Leave Kohli alone, he will find his way back into form and runs
The Hindu
Kohli is going through a bad patch as sportsmen do and calls for his head are premature, ungenerous, and makes no cricketing sense
Do great batsmen demand — and require — greater understanding, and more time to find their form than the journeyman? It is a question that sometimes divides a nation, as it did India when Sachin Tendulkar was nearing the end of his career. And now it is happening with Virat Kohli.
Perhaps it is our national obsession with individual centuries that is part of the reason. That 100th international century kept eluding Tendulkar for weeks and months before he put a nation out of its misery by scoring one in Bangladesh. Tellingly, it came in a match that India lost. But no one seemed to notice. Individual success trumped team failure.
Kohli is going through a bad patch as sportsmen do, but calls for his head are premature, ungenerous and frankly makes no cricketing sense.
In sport, a break in continuity doesn’t mean the end. It takes just one big innings, perhaps his 71st international century (to satisfy something in our national psyche), and everybody will be wondering what the fuss was all about.
Watching Kohli in England in 2022 was only statistically like watching him in England in 2014. On that occasion, James Anderson had worked him out, finding either edge of his bat outside the off stump ensuring a highest of only 39 in ten Test innings. Kohli got out while looking like getting out.
This time it has been different. He has got out even as he has looked to be getting into his stride. Then, with a rare combination of diffidence and brashness, he would play away from his body and edge the ball. The self-doubt was of a man who has not made an international century in two and a half years, the assurance of one who has hit 70 of them around the world.

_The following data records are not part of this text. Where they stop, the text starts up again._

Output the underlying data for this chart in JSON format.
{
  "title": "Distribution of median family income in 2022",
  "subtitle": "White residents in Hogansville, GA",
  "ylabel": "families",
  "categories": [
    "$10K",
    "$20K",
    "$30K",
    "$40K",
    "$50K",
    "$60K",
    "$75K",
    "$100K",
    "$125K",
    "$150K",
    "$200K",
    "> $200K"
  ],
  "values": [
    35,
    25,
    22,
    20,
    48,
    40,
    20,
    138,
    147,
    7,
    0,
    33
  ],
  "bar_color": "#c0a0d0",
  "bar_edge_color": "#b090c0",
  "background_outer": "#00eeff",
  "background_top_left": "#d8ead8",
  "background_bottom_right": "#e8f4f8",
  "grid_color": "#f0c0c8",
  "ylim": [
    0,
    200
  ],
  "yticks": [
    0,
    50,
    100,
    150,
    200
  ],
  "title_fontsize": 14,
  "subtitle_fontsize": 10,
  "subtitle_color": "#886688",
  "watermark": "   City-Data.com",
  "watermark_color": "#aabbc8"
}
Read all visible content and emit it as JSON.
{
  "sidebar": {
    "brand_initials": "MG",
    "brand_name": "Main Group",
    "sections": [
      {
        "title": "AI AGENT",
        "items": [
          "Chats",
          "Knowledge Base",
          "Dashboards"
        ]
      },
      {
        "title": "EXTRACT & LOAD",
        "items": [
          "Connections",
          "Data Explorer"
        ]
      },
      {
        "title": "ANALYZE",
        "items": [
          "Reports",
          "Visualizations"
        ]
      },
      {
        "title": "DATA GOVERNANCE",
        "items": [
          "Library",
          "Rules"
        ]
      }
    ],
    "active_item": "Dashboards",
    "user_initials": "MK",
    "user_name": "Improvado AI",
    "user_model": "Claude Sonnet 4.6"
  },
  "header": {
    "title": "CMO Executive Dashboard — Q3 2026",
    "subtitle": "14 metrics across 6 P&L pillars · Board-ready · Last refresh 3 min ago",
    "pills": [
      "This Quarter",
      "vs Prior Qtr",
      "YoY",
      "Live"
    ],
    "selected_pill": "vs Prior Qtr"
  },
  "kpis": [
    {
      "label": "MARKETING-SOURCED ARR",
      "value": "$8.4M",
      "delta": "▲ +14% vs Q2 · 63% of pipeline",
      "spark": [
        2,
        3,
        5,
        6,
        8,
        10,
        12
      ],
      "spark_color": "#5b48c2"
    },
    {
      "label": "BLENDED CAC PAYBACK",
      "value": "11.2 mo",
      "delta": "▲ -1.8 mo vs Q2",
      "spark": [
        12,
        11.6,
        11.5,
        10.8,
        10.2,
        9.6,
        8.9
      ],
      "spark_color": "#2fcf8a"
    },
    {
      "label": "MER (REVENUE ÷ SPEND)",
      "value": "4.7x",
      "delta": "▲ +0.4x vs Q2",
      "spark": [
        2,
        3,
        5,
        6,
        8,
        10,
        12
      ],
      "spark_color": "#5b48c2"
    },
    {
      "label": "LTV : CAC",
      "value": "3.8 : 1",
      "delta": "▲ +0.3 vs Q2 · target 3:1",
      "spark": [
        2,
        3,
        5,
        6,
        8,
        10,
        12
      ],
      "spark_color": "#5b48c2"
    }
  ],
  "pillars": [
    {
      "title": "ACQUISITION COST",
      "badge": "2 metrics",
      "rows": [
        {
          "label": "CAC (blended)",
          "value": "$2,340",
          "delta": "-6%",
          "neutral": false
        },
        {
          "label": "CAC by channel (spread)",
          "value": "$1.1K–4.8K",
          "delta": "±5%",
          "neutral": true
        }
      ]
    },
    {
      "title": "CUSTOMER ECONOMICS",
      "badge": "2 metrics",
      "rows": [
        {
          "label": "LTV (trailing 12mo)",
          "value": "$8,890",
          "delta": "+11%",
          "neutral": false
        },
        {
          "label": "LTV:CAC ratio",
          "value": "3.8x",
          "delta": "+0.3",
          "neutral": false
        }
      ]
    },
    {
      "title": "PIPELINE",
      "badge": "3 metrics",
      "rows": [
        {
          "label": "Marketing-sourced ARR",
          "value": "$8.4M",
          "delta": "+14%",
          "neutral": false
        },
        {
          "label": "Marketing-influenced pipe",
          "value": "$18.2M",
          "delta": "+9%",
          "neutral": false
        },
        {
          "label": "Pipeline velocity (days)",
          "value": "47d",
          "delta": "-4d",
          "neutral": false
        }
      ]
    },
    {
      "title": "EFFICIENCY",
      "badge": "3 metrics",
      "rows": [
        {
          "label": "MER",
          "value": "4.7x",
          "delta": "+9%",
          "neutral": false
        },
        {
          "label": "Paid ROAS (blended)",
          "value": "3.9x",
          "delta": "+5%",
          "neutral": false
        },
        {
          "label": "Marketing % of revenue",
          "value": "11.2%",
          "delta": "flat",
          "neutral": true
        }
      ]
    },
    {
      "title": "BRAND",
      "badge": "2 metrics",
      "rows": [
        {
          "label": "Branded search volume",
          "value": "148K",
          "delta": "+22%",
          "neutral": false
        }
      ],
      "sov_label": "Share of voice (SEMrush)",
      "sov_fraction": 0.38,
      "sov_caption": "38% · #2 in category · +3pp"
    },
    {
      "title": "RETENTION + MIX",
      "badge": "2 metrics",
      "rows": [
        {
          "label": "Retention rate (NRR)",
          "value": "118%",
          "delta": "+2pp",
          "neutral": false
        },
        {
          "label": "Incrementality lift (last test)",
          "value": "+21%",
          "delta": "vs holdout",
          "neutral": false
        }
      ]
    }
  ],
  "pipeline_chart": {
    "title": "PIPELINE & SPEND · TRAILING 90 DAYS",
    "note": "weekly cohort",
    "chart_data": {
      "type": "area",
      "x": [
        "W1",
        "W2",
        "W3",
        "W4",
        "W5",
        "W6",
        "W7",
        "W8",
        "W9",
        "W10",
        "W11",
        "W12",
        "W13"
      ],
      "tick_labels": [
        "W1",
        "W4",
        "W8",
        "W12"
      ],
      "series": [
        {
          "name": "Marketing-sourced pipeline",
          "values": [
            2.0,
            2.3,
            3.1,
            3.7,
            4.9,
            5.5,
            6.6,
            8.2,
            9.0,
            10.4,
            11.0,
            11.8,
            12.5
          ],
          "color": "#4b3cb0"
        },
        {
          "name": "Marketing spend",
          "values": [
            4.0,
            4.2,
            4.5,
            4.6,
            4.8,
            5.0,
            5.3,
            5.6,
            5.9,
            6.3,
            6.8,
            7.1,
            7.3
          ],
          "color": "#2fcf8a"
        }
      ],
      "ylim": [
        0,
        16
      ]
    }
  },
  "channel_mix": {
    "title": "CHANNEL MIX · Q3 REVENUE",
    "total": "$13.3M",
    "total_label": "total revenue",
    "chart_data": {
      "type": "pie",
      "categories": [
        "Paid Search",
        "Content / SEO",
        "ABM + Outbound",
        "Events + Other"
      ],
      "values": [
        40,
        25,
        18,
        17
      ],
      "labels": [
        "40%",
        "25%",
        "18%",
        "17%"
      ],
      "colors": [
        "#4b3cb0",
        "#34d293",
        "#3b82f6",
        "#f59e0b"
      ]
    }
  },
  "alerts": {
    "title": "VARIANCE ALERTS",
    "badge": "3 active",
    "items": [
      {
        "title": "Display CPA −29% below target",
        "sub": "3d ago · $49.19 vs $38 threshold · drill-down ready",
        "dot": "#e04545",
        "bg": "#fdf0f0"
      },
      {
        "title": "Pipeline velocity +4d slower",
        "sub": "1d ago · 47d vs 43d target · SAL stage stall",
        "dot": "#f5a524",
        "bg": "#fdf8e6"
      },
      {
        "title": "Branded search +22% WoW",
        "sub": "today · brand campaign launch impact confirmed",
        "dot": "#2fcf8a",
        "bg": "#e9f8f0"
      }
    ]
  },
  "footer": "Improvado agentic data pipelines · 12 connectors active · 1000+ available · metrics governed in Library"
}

As India’s most successful captain and one of their three greatest batsmen (Sunil Gavaskar and Tendulkar being the other two), Kohli’s legacy is secure. His bad patch (measured only in terms of centuries scored) has lasted two and a half years. Yet even in that dark phase, he has scored over 2500 runs in 79 innings across formats with an average of 35.5, which is just under Chris Gayle’s career average and higher than that of Sanath Jayasuriya, Yuvraj Singh and Jos Buttler. That should give us a perspective.